Mr Law said that he assumed the Nauru government was "desperately trying to cover their tracks" with the strongly worded statement.

"They've come under an enormous amount of criticism for sacking me."

The President of the Nauru Law Society Vinci Clodumar wrote to Mr Waqa on Thursday, expressing concern for what he described as a "shameful display of ... Nauran 'arrogance' to the rule of law" when Mr Law was deported.

In a statement on Friday, Justice Eames defended the injunction he issued last weekend, in an attempt to stop Mr Law's deportation.

"The actions taken by me ... in no way are intended to deny the sovereignty of the Nauru government," he said.

Justice Eames said he hoped to be back working in Nauru within about a week.

Amid the judicial crisis, it has also emerged that both Mr Law and Justice Eames resisted the Nauruan government's push for the trials of asylum seekers charged with rioting to be held inside the island's detention centre, rather than in open court.

The government's statement came as the weekly Operation Sovereign Borders update reported that no boats had reached Australia in the past week.

The federal government reported that no asylum seekers had arrived by boat for 36 days.

"This is the longest period of no illegal boat arrivals since March of 2009," the statement said.

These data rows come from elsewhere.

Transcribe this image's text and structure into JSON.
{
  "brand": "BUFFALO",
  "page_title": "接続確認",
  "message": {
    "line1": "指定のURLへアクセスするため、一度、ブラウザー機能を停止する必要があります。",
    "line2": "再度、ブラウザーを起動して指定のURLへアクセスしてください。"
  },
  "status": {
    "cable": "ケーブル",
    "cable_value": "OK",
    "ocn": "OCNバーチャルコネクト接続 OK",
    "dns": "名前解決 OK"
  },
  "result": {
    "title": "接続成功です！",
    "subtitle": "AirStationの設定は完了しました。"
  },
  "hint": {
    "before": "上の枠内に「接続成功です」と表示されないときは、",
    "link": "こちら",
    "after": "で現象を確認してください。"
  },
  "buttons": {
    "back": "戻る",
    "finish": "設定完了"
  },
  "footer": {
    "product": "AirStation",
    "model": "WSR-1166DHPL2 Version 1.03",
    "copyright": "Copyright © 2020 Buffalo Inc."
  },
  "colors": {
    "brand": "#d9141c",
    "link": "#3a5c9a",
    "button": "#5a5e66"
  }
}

Earlier this week, Immigration Minister Scott Morrison described the situation in Nauru as ''very much about internal Nauruan politics'', but said he wanted to know the fate of the trials, as directions hearings were due to be held this week.

''What is important is we need to understand how those cases are going to be dealt with,'' Mr Morrison told 2GB Radio on Monday.

When asked on Friday if, given Mr Waqa's anger, the Australian government had concerns that Nauru may stop or hinder the processing of asylum seekers on the island, Mr Morrison's office pointed Fairfax Media to an answer in his press conference earlier this week.

On Wednesday, Mr Morrison said he was seeking an update on how the trials of asylum seekers charged with rioting on Nauru will be dealt with.

"We obviously want this matter resolved as quickly as possible and any uncertainty in this area clarified and tidied up.  But that is a matter for the Nauruan Government, it is not for the Australian government to be dictating how they ultimately resolve these things internally," he said.

Foreign Minister Julie Bishop has also been contacted for comment about Mr Waqa's statement.

On Friday a spokeswoman for the DFAT said: "We are aware that the President of Nauru has issued a statement today. Australia continues to work through the issues with the Nauru government."